С благодарностью, со слезами радости на глазах поляки встречали нас, встречали каждое наше дружеское слово.
Бросалось в глаза, что польские крестьяне жили как-то обособленно, отдельно, каждый сам по себе. Ничего общего у них не было. Я несколько раз пытался заговорить с хозяином дома, где мы разместились. Он охотно говорил о себе, но о жизни других просто ничего не знал. Это был еще сравнительно молодой крестьянин, но какой-то забитый, пришибленный. От немцев он припрятал немного необмолоченной пшеницы, и в один из нелетных дней мы помогли ему цепами обмолотить ее. Когда мы начинали разговор о комбайнах и колхозах, он внимательно слушал, но смотрел на нас с испугом и недоверчивостью.
Наша дружба с местным населением крепла. А враг в этот период перешел к подлым диверсионным методам. Первым сигналом послужил случай со старшим лейтенантом Лобастовым.
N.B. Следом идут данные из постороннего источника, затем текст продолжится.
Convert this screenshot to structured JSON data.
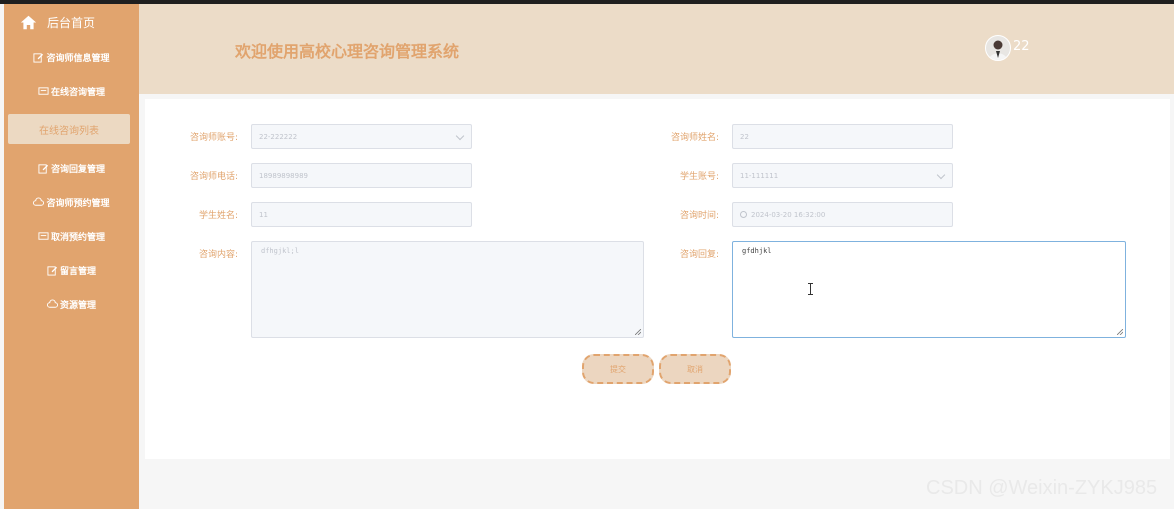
{
  "sidebar": {
    "home_label": "后台首页",
    "items": [
      {
        "label": "咨询师信息管理",
        "icon": "edit-icon"
      },
      {
        "label": "在线咨询管理",
        "icon": "chat-icon"
      },
      {
        "label": "在线咨询列表",
        "icon": "",
        "active": true
      },
      {
        "label": "咨询回复管理",
        "icon": "edit-icon"
      },
      {
        "label": "咨询师预约管理",
        "icon": "cloud-icon"
      },
      {
        "label": "取消预约管理",
        "icon": "chat-icon"
      },
      {
        "label": "留言管理",
        "icon": "edit-icon"
      },
      {
        "label": "资源管理",
        "icon": "cloud-icon"
      }
    ]
  },
  "header": {
    "title": "欢迎使用高校心理咨询管理系统",
    "username": "22"
  },
  "form": {
    "counselor_account": {
      "label": "咨询师账号:",
      "value": "22-222222"
    },
    "counselor_name": {
      "label": "咨询师姓名:",
      "value": "22"
    },
    "counselor_phone": {
      "label": "咨询师电话:",
      "value": "18989898989"
    },
    "student_account": {
      "label": "学生账号:",
      "value": "11-111111"
    },
    "student_name": {
      "label": "学生姓名:",
      "value": "11"
    },
    "consult_time": {
      "label": "咨询时间:",
      "value": "2024-03-20 16:32:00"
    },
    "consult_content": {
      "label": "咨询内容:",
      "value": "dfhgjkl;l"
    },
    "consult_reply": {
      "label": "咨询回复:",
      "value": "gfdhjkl"
    }
  },
  "buttons": {
    "submit": "提交",
    "cancel": "取消"
  },
  "watermark": "CSDN @Weixin-ZYKJ985",
  "colors": {
    "accent": "#e1a46e",
    "header_bg": "#ecdcc8",
    "active_item_bg": "#ecd9c2"
  }
}
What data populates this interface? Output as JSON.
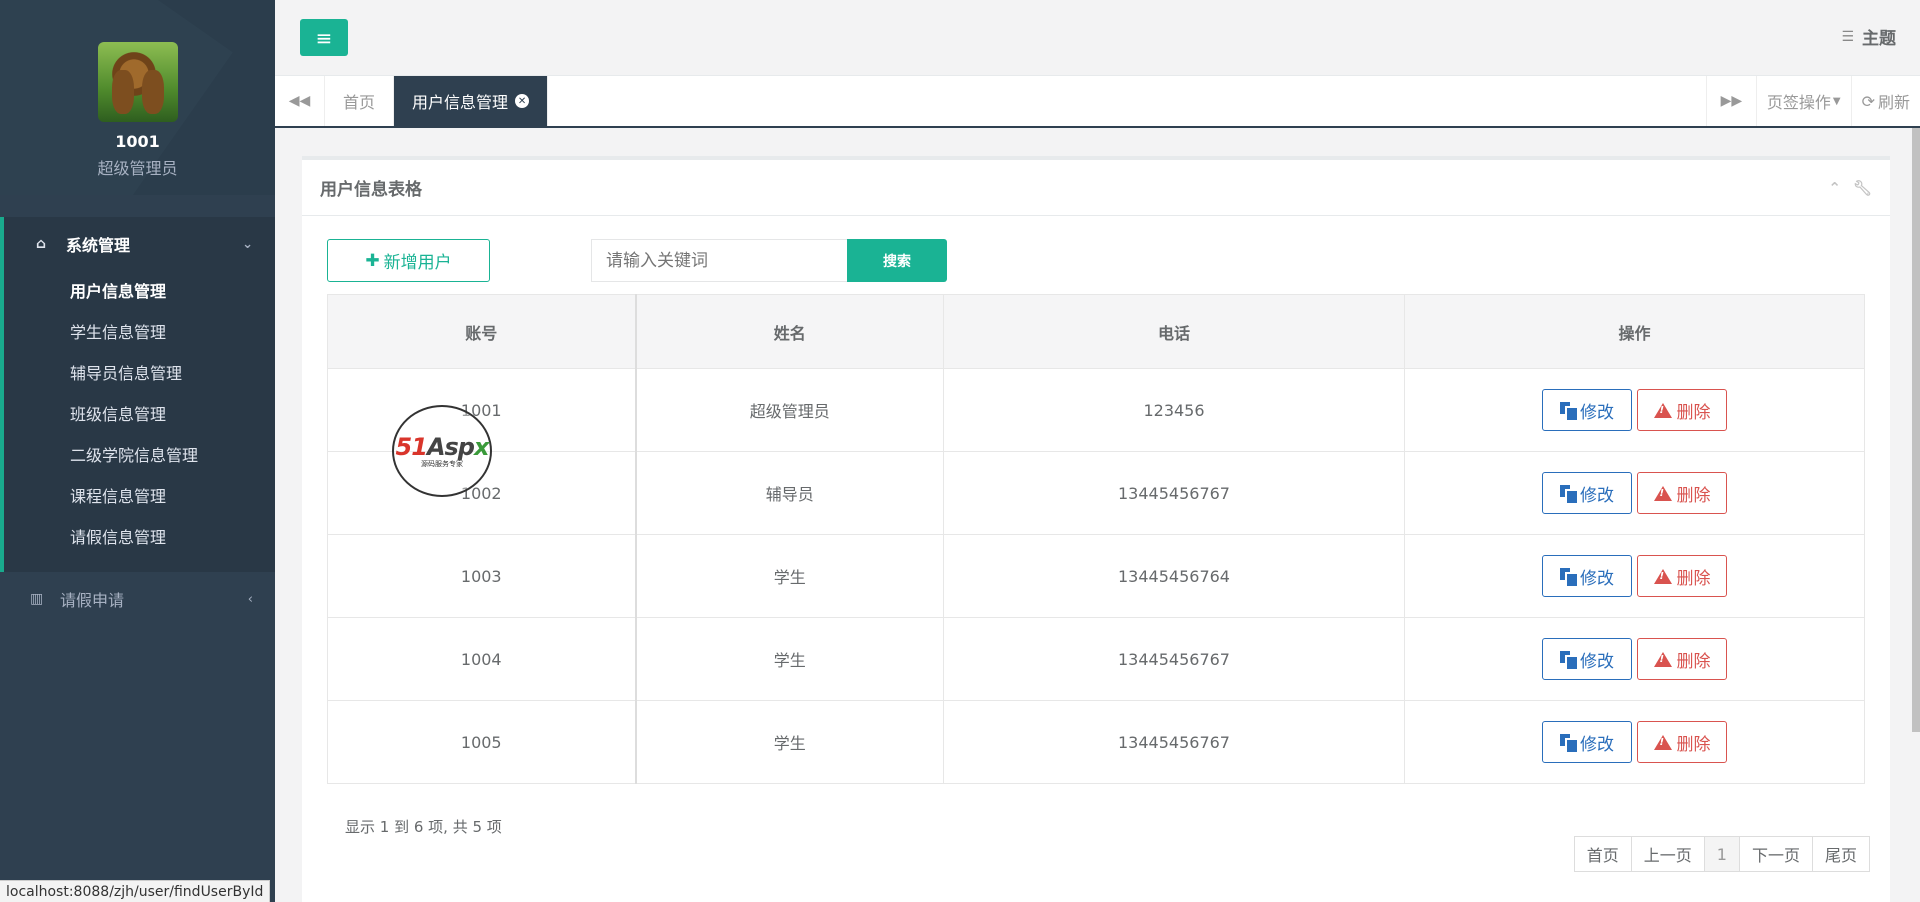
{
  "sidebar": {
    "user_id": "1001",
    "user_role": "超级管理员",
    "groups": [
      {
        "label": "系统管理",
        "icon": "home-icon",
        "items": [
          {
            "label": "用户信息管理"
          },
          {
            "label": "学生信息管理"
          },
          {
            "label": "辅导员信息管理"
          },
          {
            "label": "班级信息管理"
          },
          {
            "label": "二级学院信息管理"
          },
          {
            "label": "课程信息管理"
          },
          {
            "label": "请假信息管理"
          }
        ]
      },
      {
        "label": "请假申请",
        "icon": "bar-chart-icon"
      }
    ]
  },
  "header": {
    "theme_label": "主题"
  },
  "tabs": {
    "items": [
      {
        "label": "首页"
      },
      {
        "label": "用户信息管理"
      }
    ],
    "page_ops_label": "页签操作",
    "refresh_label": "刷新"
  },
  "panel": {
    "title": "用户信息表格",
    "add_button_label": "新增用户",
    "search_placeholder": "请输入关键词",
    "search_button_label": "搜索"
  },
  "table": {
    "columns": [
      "账号",
      "姓名",
      "电话",
      "操作"
    ],
    "rows": [
      {
        "account": "1001",
        "name": "超级管理员",
        "phone": "123456"
      },
      {
        "account": "1002",
        "name": "辅导员",
        "phone": "13445456767"
      },
      {
        "account": "1003",
        "name": "学生",
        "phone": "13445456764"
      },
      {
        "account": "1004",
        "name": "学生",
        "phone": "13445456767"
      },
      {
        "account": "1005",
        "name": "学生",
        "phone": "13445456767"
      }
    ],
    "edit_label": "修改",
    "delete_label": "删除"
  },
  "watermark": {
    "brand_51": "51",
    "brand_asp": "Asp",
    "brand_x": "x",
    "tagline": "源码服务专家"
  },
  "pagination": {
    "info": "显示 1 到 6 项, 共 5 项",
    "first": "首页",
    "prev": "上一页",
    "current": "1",
    "next": "下一页",
    "last": "尾页"
  },
  "status_bar": {
    "url": "localhost:8088/zjh/user/findUserById"
  },
  "colors": {
    "sidebar_bg": "#2f4050",
    "accent": "#1ab394",
    "edit": "#2a6ebb",
    "delete": "#d9534f"
  }
}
Возвращаясь с тренировочного полета, в котором он занимался с молодым летчиком, Лобастов стал производить посадку по всем правилам. После четвертого разворота выпустил шасси. Когда до земли оставалось двести метров, самолет Лобастова неожиданно вспыхнул. Летчику ничего не оставалось делать, как выпрыгнуть из машины. Но высота была всего двести метров!
Лобастов показал себя настоящим мастером-парашютистом: он покинул самолет и благополучно приземлился. У него были слегка обожжены лицо и руки.
А самолет упал на берег реки и ушел в мягкий грунт. Пожар на нем прекратился. Мы коллективными усилиями извлекли машину, ее осмотрела специальная комиссия. Оказалось, что на самолете была закрыта заглушкой, сделанной из медного пятака, труба нитрогаза, отчего сильно накалился проходивший рядом бензопровод и произошло воспламенение бензина.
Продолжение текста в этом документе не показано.